La violence pour spectacle quotidien
La presse américaine, dont une bonne partie est hispanophone, relate quotidiennement les massacres qui ensanglantent quotidiennement le Mexique. Hier, le grand quotidien populaire USA Today rapportait le meurtre en plein aéroport international de Mexico de trois policiers de la brigade anti-drogue. Avant hier, Fox News diffusait un reportage sur la découverte de 30 corps dans différentes partie de la capitale tandis que NBC diffusait les images de 14 corps retrouvés mutilés. Pendaisons par dizaines sous des ponts, lynchages, mitraillages en plein jour, enfants abattus, foules hystériques enfermant des hommes suspects d’enlèvement dans leur voiture et les brûlant vifs, figurent parmi les derniers épisodes d’une guerre terrible qui voit s’affronter des milliers de gangs et de cartels au milieu de la population.
Indifférence
Pourtant, pour une grande majorité d’Américains non hispaniques, le Mexique est synonyme d’immigration clandestine ou de séjours balnéaires à bas coûts. Washington, officiellement, ne se soucie pas des affaires intérieures d’un pays « ami » dans lequel ses agents agissent pourtant par centaines au nom de la lutte anti-drogue, employant des pratiques douteuses comme le montre le scandale actuel lié aux investigations concernant l’Opération Fast and Furious.

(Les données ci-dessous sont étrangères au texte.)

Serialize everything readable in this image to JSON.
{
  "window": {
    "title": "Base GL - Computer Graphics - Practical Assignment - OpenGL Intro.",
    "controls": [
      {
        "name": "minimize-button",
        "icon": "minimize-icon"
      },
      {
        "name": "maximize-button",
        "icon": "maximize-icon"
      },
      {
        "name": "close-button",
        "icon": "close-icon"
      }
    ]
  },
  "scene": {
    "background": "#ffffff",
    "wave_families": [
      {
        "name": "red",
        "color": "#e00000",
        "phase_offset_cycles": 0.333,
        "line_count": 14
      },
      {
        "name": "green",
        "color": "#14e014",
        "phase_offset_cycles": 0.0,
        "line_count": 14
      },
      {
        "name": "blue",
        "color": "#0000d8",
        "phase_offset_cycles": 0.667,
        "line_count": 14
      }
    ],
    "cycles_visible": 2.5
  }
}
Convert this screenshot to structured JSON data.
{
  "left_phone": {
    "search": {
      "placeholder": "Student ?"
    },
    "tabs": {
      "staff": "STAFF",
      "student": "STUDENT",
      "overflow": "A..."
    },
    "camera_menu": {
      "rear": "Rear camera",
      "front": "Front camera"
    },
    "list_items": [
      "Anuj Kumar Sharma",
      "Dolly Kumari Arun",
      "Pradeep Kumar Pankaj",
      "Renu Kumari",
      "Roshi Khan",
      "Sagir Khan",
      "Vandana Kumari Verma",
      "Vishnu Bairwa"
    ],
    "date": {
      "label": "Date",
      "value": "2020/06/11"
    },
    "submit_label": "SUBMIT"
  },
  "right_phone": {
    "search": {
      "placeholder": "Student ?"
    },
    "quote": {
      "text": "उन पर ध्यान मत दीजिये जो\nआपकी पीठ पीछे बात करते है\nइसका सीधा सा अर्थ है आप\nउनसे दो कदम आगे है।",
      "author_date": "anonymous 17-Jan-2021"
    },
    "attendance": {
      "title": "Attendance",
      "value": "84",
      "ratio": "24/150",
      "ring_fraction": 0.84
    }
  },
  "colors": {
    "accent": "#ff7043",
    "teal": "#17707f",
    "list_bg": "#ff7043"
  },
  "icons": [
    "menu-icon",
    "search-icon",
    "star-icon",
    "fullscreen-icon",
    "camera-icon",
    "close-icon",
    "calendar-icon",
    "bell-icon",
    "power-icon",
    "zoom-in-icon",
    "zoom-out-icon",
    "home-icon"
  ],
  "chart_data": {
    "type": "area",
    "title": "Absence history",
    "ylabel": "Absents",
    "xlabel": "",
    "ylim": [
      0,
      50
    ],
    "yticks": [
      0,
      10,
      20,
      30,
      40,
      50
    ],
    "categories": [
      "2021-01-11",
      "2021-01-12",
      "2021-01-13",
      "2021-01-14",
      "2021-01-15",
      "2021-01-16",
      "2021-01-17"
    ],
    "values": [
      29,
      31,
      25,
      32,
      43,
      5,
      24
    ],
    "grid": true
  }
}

Il faut dire que pour les Etats-Unis, l’alternance de dimanche sera sans grand effet. A l’instar du Los Angeles Times qui titre que cette élection "a peu de chances de modifier la guerre anti-drogues", c’est sur un ton neutre que la plupart des quotidiens abordent la question, soulevant rarement 20 ans de politiques dont le cynisme n’a aucune limite de la part des voisins du Mexique, catastrophiques pour sa population et se contentant de décrire le chaos légué à son successeur par le président comme un héritage dramatique, sur fond d’images de Mexicains manifestant dans les rues. Une situation surréaliste.
Des élections pour rien ?
Les élections générales verront les mexicains en âge de voter, soit la moitié des 112 millions des citoyens, se rendre aux urnes ce dimanche 1er Juillet 2012. Ils sont appelés à désigner leur nouveau président, la Constitution empêchant Felipe Calderon de briguer un second mandat, mais également pas moins de 128 sénateurs, 500 députés, les gouverneurs de 31 états ainsi que les maires. La victoire amplement attendue d’Enrique Peña Nieto, une sorte de Barack Obama version Mexicaine qui a su séduire les foules bien qu’il représente le sinistre Parti révolutionnaire institutionnel (PRI) qui a fait durant des décennies le lit de la misère de la plus grande partie de la population, n’annonce rien de bon pour un peuple à genoux.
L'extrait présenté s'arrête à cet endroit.